Malgré ces prix pour la plupart accessibles, la pénurie de logements devient un enjeu clé. Avec la croissance démographique attendue, le territoire devra construire au moins 4 600 logements d’ici 2027. Mais la réalité est plus complexe : la demande explose, notamment à cause du desserrement des ménages post-Covid, et les élus hésitent à densifier les centres-bourgs par crainte de dénaturer le paysage.
« On peut monter à du R+2, R+3 sans dénaturer la qualité du paysage et de l’environnement », explique Jean-Raphaël Nicolini. Mais la crainte persiste : « Tout de suite, on entend dire : “On ne veut pas de tours, on ne veut pas de barres”, en référence aux HLM des années 60. » Ainsi, une charte paysagère est en cours d’élaboration avec les élus pour garantir des constructions adaptées à l’identité du territoire.

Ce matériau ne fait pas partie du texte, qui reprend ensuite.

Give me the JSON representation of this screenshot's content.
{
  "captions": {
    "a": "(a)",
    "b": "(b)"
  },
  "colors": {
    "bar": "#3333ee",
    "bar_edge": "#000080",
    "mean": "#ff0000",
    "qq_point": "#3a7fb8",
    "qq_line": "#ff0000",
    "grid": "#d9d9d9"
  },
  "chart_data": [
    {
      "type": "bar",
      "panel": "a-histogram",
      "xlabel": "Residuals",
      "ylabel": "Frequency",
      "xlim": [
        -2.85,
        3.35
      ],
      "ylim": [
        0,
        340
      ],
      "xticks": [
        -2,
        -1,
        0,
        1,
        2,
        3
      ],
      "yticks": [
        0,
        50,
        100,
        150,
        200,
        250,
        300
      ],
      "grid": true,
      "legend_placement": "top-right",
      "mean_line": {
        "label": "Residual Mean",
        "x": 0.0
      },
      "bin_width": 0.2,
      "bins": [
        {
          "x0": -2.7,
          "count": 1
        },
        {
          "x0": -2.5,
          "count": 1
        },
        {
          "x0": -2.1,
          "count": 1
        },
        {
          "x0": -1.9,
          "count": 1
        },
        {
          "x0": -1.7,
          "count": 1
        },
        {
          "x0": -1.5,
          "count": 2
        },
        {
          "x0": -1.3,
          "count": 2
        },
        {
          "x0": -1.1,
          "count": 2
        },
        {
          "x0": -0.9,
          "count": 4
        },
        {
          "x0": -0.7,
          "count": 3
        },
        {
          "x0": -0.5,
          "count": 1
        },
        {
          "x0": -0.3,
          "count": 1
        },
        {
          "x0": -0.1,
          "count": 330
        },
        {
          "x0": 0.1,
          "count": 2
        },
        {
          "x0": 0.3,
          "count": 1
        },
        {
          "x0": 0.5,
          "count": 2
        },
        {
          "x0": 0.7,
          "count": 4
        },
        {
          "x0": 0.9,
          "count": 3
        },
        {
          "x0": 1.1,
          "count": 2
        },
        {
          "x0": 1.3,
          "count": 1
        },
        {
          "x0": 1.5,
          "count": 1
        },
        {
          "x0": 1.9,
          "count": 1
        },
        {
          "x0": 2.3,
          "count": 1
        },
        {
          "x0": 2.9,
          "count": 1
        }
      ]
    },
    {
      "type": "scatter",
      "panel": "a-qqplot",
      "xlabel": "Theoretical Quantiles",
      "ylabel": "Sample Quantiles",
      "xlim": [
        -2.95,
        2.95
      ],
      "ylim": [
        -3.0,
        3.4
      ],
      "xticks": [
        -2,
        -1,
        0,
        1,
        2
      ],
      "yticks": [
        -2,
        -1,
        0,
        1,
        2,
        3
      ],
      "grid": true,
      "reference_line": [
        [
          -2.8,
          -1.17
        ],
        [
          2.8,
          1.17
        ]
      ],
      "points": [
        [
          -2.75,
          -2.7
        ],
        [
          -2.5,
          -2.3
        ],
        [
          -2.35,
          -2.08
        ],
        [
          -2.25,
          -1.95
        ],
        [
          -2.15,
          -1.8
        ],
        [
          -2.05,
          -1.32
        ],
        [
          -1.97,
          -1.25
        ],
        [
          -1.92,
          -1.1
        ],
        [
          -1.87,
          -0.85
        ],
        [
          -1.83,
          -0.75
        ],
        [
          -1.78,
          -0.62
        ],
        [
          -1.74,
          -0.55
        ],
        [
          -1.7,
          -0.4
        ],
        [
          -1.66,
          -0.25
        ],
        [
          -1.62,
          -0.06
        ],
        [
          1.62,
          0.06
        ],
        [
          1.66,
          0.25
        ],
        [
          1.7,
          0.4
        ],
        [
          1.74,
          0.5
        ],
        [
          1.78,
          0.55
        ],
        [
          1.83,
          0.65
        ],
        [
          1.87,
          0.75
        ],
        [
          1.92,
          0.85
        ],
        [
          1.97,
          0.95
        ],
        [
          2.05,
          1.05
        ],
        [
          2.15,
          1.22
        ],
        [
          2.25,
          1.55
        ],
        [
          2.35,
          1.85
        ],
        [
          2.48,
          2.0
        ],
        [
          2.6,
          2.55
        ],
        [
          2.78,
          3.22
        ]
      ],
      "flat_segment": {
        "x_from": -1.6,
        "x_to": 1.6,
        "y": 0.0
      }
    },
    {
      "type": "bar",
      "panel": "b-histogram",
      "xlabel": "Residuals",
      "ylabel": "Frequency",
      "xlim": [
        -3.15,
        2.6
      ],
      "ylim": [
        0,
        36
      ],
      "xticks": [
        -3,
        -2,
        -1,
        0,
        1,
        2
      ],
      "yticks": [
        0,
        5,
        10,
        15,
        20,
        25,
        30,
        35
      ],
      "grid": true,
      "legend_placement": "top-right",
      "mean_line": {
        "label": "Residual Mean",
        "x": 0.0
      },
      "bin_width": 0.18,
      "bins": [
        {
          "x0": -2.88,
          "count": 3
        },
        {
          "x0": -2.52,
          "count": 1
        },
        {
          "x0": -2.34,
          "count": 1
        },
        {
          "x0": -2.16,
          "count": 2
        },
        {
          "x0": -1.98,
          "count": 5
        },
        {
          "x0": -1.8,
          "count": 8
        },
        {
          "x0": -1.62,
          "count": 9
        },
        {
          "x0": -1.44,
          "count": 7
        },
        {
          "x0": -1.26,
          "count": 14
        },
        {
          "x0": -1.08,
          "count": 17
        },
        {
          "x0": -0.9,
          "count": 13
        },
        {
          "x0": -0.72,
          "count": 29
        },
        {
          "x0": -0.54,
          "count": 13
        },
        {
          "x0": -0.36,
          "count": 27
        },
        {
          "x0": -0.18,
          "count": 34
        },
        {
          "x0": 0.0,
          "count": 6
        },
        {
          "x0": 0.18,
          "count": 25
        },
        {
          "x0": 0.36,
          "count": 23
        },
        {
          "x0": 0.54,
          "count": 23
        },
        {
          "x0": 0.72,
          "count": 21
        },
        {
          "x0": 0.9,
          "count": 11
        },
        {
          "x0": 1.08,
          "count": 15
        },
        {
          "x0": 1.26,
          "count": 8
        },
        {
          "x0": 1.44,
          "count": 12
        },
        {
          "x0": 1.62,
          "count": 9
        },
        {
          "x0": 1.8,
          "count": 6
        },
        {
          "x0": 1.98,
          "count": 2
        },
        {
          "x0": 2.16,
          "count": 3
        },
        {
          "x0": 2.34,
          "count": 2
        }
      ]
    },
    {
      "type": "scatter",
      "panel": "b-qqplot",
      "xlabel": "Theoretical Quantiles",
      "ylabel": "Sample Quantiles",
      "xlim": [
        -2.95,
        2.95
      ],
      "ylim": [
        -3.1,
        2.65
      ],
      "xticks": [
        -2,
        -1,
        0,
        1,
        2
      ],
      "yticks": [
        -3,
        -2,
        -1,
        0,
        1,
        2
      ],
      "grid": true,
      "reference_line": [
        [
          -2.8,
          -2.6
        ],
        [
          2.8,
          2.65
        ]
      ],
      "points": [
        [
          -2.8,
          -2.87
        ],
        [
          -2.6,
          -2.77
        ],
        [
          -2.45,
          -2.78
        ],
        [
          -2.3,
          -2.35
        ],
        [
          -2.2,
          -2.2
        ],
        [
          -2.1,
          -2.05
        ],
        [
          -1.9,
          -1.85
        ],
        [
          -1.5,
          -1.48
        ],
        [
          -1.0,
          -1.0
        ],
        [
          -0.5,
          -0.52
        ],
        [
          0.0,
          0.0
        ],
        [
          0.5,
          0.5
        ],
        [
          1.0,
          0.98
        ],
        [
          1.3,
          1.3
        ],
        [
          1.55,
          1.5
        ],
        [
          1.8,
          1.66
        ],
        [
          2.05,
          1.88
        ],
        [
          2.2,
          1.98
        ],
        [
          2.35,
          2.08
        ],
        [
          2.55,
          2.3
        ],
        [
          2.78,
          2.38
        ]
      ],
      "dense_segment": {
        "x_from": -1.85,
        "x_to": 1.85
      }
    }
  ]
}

Les élus du territoire en sont conscients : le Cotentin doit renforcer son attractivité pour séduire. L’amélioration des transports, la diversification de l’offre de logements et le développement de l’enseignement supérieur sont au cœur des priorités. L’ambition est forte : doubler le nombre d’étudiants d’ici 2030, attirer de nouvelles familles et offrir un cadre de vie moderne tout en préservant l’identité du territoire. « Nous devons garantir une hyper-qualité de l’habitat pour convaincre de venir habiter une presqu’île à l’hyper-qualité paysagère », insiste Jean-Raphaël Nicolini.